Bu noktadan itibaren Melibea’nın da tutkusuna yenik düşmesi, karşımızda Rönesans’ın atmosferini solumuş bir çift bırakır. Yazar Fernando de Rojas, Melibea’yı kendisiyle olan savaşına yenik düşen âşık bir kadına dönüştürerek insanın iç dünyasını ele verir (Jiménez 2015: 79). Hayatı zevklerle yaşamak isteyen, klasikleşmiş “öteki dünya” algısını asla kabul etmeyerek yalnızca bireysel duygulara, isteklere önem veren bir çift olarak çıkar karşımıza Calisto ve Melibea.

“Calisto: Benim için hayatta senin güzelliğine ve bedenine sahip olmak kadar güzel bir şey yok. Yemek, içmek, para harcamak, her an ne yapılabilecekse, neye ulaşılabilecekse… Dünyada bunlar kadar güzel şey yok. Zevk almadığım bir an nasıl olabilir?

Melibea: Ben de bundan zevk alıyorum, ziyaretlerinde bana lütuf ediyorsun.” (Rojas 2005: 173)

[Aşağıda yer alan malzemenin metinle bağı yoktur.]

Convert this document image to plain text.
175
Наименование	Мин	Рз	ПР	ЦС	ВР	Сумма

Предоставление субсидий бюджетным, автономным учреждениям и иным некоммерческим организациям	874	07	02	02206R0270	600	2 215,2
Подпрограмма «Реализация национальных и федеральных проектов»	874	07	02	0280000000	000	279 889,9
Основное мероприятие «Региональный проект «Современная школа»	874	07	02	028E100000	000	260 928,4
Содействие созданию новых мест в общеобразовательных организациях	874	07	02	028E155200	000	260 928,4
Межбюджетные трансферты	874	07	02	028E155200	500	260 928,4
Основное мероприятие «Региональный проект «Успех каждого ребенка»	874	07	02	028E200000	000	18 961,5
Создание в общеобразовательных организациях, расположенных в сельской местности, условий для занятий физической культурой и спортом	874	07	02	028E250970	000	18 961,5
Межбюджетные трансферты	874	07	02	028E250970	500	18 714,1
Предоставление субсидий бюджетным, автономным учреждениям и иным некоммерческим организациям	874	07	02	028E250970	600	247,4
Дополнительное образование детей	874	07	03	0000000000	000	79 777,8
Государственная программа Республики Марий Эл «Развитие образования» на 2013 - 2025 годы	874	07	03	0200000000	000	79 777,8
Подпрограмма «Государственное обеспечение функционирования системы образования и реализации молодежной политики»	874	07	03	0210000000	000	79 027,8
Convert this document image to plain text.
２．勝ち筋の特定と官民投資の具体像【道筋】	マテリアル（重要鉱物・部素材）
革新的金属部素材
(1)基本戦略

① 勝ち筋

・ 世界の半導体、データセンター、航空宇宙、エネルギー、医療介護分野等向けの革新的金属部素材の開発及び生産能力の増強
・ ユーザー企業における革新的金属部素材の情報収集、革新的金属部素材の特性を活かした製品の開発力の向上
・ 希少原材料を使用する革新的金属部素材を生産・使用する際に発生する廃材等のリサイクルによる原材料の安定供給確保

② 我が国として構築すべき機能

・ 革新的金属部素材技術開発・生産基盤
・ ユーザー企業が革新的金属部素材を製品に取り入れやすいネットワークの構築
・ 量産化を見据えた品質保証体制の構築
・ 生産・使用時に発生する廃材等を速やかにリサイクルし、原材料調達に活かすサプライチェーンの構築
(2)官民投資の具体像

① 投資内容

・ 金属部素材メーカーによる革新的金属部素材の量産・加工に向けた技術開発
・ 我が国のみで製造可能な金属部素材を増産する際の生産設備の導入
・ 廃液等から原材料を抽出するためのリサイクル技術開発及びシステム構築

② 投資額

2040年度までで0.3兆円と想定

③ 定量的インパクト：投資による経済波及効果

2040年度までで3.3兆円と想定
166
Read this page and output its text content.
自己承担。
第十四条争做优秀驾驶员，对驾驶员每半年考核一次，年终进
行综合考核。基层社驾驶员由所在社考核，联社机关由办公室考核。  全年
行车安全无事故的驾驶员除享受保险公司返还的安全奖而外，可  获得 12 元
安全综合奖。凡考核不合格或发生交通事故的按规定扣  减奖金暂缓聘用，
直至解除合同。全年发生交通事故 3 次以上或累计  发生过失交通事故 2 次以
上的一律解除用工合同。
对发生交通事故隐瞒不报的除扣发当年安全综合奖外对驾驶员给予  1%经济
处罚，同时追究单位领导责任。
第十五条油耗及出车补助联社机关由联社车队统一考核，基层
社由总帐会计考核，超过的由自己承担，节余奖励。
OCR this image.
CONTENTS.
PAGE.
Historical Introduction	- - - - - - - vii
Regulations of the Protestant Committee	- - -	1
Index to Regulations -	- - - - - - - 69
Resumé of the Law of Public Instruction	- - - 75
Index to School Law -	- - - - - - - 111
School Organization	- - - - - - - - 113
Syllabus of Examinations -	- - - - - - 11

Asıl tema “aşk” gibi görünse de, Rojas; batıl inanç, büyü, açgözlülük, bencillik, duygularda aşırılık, çöpçatanlık gibi kavramlara da değinmektedir (Tekin 2015: 318). Genç çiftte duygularda aşırılık görülürken, yaşlı büyücü Celestina vasıtasıyla tamahkârlık ve hırsa tanık olur okuyucu. Celestina’nın da tutku dolu genç çifte zaaflar doğrultusunda eşlik ettiğini söylemek doğru olacaktır. Hayatı acılar ve yokluk içinde geçmiş olan Celestina, artık refah içerisinde, para sıkıntısı çekmeden yaşamayı arzularken Rönesans’tan kopup gelen bir bireye dönüşür.

“Celestina: Zevk için, zevkin bütün çeşidi için hangi yaşta olursa olsun hazır olunur. Gençlerdense yaşlılar, oynamak, eğlenmek, giyinmek, yiyip içmek, sevişmek için bir araya gelirler. Ah Pármeno! İsteseniz ne hayat yaşarız ama!” (Rojas 2005: 34)

Oysa Ortaçağ algısına göre herkesin –iyi kötü- bir kaderi vardır ve bu kader onun önüne dizildiğinde, birey bunu yaşamakla yükümlüdür. Bireyin kaderi, yokluk içerisinde sefil bir şekilde yaşamaksa, boyun eğip bunu kabul etmek durumundadır. Dönemin kalıplarına göre, yaşlı büyücünün alçak gönüllü olup tamahkârlıktan uzak durması gerekmektedir.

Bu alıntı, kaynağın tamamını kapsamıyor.